For 50 years, Israel has been able to proceed with its violent occupation of Palestine, without having to suffer any repercussions to its economy or global standing.

There are many countries around the world that face retribution by the international community for breaching international norms – but Israel is not one of them. In fact, Israel experiences the opposite. It has been found guilty of war crimes in Gaza, and violates the rights of millions of Palestinians on a daily basis. In return it is rewarded with trade agreements, diplomatic immunity at the UN, and over $3 billion dollars of aid from the United States.

Israel enjoys international legitimacy by offering the world empty rhetoric on negotiations and diplomacy. In fact, Israel has effectively used 25 years of “peace” talks as an excuse to colonise more Palestinian land.

During those peace talks, Israel has had the power to decide when will be the right time to end its illegal occupation. In 25 years, Israel has never found the right time, and has asked the world to wait. “Wait”, however, has come to mean “never”.

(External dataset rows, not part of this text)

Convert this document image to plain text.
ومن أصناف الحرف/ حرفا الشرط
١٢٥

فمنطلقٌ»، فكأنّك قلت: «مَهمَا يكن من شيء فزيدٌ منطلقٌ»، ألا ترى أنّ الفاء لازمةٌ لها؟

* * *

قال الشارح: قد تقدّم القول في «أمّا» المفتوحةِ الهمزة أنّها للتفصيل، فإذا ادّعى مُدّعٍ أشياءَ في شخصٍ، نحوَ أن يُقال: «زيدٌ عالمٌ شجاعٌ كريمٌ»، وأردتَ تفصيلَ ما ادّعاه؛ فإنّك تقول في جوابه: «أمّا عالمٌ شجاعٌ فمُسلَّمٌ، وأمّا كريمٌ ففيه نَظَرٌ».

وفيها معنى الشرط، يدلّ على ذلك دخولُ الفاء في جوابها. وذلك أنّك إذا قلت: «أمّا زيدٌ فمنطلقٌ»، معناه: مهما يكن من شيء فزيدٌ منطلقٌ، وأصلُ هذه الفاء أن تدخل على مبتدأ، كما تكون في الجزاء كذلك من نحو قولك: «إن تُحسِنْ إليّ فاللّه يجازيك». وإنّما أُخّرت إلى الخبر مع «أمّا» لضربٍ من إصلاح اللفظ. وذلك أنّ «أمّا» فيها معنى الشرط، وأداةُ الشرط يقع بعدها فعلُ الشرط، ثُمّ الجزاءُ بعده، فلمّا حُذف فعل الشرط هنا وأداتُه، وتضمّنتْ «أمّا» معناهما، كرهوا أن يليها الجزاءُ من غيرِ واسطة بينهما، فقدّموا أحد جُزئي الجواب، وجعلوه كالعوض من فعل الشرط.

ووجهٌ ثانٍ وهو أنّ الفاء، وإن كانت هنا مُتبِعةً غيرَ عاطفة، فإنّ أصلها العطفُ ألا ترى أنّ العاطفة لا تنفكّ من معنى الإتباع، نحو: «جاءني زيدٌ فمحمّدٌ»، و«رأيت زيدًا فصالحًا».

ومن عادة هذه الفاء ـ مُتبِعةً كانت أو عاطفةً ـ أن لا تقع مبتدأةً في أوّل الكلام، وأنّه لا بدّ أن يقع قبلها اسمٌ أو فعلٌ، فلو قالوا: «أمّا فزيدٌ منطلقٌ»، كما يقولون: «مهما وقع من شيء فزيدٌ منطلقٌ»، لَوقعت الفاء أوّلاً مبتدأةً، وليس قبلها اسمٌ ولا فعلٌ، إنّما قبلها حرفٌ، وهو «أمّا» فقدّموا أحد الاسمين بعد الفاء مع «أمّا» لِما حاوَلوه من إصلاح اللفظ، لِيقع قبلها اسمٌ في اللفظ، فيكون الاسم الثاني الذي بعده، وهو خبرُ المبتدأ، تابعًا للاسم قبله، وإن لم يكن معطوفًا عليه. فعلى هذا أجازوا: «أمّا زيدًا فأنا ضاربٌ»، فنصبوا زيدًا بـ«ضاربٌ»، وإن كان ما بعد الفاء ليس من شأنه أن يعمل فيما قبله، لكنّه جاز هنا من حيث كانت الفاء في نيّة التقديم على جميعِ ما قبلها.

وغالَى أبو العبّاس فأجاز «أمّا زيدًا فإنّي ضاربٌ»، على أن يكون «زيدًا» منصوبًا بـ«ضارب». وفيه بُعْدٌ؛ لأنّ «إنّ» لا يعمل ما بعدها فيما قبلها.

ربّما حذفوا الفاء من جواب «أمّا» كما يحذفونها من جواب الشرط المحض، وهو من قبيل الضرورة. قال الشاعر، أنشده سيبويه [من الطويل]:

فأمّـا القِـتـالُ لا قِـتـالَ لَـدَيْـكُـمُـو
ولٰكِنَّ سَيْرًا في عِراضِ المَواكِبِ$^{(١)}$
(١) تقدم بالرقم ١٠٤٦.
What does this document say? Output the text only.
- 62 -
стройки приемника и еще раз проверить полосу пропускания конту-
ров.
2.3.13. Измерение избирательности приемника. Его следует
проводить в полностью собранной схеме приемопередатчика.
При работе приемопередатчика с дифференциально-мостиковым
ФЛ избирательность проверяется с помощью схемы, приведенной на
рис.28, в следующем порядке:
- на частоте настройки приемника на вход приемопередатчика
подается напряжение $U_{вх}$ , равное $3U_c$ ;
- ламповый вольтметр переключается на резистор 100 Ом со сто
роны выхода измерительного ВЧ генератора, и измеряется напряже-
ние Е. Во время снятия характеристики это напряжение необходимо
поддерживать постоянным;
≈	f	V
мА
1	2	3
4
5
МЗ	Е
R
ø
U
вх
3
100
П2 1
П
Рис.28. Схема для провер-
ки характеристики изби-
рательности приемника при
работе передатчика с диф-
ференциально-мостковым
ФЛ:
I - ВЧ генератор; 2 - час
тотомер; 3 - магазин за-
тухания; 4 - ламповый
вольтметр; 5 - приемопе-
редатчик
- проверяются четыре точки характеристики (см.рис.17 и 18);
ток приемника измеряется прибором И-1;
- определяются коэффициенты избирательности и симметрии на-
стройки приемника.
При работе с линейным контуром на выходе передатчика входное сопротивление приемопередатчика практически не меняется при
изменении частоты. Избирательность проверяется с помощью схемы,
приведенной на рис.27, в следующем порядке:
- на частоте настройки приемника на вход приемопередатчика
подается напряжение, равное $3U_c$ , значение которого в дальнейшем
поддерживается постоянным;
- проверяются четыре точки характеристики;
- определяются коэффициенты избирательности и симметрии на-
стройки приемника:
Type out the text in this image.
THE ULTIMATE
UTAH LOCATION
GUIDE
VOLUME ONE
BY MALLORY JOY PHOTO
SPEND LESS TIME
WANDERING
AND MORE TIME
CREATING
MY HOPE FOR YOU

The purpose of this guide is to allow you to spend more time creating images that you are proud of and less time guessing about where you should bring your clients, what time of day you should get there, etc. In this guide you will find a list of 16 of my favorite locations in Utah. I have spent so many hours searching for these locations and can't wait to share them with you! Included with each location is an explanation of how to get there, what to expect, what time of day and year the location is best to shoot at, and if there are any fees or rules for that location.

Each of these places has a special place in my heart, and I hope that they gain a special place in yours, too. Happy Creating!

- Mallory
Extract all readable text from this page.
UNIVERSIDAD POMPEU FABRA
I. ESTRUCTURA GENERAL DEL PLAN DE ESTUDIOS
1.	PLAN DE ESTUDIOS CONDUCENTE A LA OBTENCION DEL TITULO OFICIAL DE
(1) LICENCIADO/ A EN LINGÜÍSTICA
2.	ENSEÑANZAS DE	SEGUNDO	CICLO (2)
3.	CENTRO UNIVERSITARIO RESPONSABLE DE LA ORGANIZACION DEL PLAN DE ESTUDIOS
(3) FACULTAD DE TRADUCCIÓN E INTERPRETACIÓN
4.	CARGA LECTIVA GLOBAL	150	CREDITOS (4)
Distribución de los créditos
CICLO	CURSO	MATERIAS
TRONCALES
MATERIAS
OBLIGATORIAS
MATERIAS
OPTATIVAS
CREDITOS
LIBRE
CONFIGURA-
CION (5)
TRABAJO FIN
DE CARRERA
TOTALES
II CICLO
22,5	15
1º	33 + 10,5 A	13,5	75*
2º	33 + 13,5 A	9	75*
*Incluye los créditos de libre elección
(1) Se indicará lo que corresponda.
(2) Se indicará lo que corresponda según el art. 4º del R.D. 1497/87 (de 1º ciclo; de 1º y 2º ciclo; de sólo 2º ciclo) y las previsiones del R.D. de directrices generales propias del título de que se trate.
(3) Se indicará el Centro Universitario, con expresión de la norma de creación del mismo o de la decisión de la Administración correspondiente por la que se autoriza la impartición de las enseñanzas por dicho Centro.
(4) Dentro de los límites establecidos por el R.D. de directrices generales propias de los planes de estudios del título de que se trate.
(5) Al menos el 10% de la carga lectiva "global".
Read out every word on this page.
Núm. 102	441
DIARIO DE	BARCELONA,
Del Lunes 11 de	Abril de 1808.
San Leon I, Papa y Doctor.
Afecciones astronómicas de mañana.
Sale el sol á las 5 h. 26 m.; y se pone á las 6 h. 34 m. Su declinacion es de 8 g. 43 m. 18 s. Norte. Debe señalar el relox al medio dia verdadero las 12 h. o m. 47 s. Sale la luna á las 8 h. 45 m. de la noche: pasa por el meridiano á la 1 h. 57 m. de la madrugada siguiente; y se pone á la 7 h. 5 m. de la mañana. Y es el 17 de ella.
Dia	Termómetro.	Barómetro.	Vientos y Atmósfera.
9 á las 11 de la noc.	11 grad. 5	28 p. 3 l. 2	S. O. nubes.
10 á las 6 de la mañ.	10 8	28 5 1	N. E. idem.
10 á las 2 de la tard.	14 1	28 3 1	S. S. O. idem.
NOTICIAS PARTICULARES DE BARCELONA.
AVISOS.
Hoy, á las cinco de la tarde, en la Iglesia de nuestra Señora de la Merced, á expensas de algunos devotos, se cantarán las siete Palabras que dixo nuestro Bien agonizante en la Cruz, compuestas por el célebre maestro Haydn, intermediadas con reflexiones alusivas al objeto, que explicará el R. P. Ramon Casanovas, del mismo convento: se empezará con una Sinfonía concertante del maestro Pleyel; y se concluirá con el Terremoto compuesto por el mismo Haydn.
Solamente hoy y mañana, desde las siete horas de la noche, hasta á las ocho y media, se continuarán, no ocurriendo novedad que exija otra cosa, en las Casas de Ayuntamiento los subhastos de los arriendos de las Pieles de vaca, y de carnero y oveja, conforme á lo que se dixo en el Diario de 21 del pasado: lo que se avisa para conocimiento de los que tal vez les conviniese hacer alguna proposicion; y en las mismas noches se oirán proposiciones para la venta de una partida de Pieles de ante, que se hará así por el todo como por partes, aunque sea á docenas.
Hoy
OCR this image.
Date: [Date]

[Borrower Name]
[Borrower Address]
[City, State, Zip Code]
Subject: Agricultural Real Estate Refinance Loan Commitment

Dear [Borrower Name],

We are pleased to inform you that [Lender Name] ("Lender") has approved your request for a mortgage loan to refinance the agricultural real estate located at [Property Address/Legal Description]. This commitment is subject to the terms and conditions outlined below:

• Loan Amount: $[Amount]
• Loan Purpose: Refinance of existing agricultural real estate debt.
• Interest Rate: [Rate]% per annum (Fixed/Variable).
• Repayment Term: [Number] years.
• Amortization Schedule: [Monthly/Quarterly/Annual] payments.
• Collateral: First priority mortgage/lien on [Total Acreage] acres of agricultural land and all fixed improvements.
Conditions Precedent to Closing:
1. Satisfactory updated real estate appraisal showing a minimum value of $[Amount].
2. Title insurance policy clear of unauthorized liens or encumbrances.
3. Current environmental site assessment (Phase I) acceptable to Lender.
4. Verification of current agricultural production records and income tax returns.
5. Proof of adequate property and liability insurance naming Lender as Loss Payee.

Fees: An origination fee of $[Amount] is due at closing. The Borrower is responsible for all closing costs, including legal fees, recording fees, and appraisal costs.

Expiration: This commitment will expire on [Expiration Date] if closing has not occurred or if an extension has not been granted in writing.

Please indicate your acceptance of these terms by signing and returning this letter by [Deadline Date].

In February, Gilad Erdan, Israel’s Minister of Public Security, Strategic Affairs and Information plainly stated: “I think all the members of the cabinet oppose a Palestinian state, and the prime minister first among them.” Israeli leaders currently in office, from Netanyahu down, are skipping the lip-service to “dialogue”, “talks” and “negotiations” and openly admitting that Palestinians will never have their freedom. Yet, the Israeli government has still not suffered any consequences for denying Palestinians their right to self-determination.

In December, South Africa’s ruling party and the continent’s oldest liberation movement, the African National Congress (ANC) will be holding its national  elective conference. While the ANC has long pledged its solidarity with the liberation struggle of the Palestinian people, it must decide on more clear and actionable resolutions at this elective conference. The ANC of the Western Cape province joins the collective of provinces of the ANC in supporting the immediate downgrade of diplomatic  relations with Israel, as a meaningful  step toward holding Israel to account.

Delegates have more than just power: they have a moral responsibility –  and a real opportunity –  to send Israel this clear message:  “Fifty years of ‘temporary’ occupation is too long. The rights of Palestinians must be realized, the occupation must end.”

Words that are not backed up by action simply indicate to Israel that it may continue with its occupation, colonialism and apartheid.  If we are to have meaningful solidarity with Palestine, then we must move beyond our previous symbolic pledges and turn our words into action. After fifty of years of occupation, that is what the Palestinian people require.

This articel from Anc Western Cape
Faiez Jacobs is the provincial secretary of the ANC Western Cape.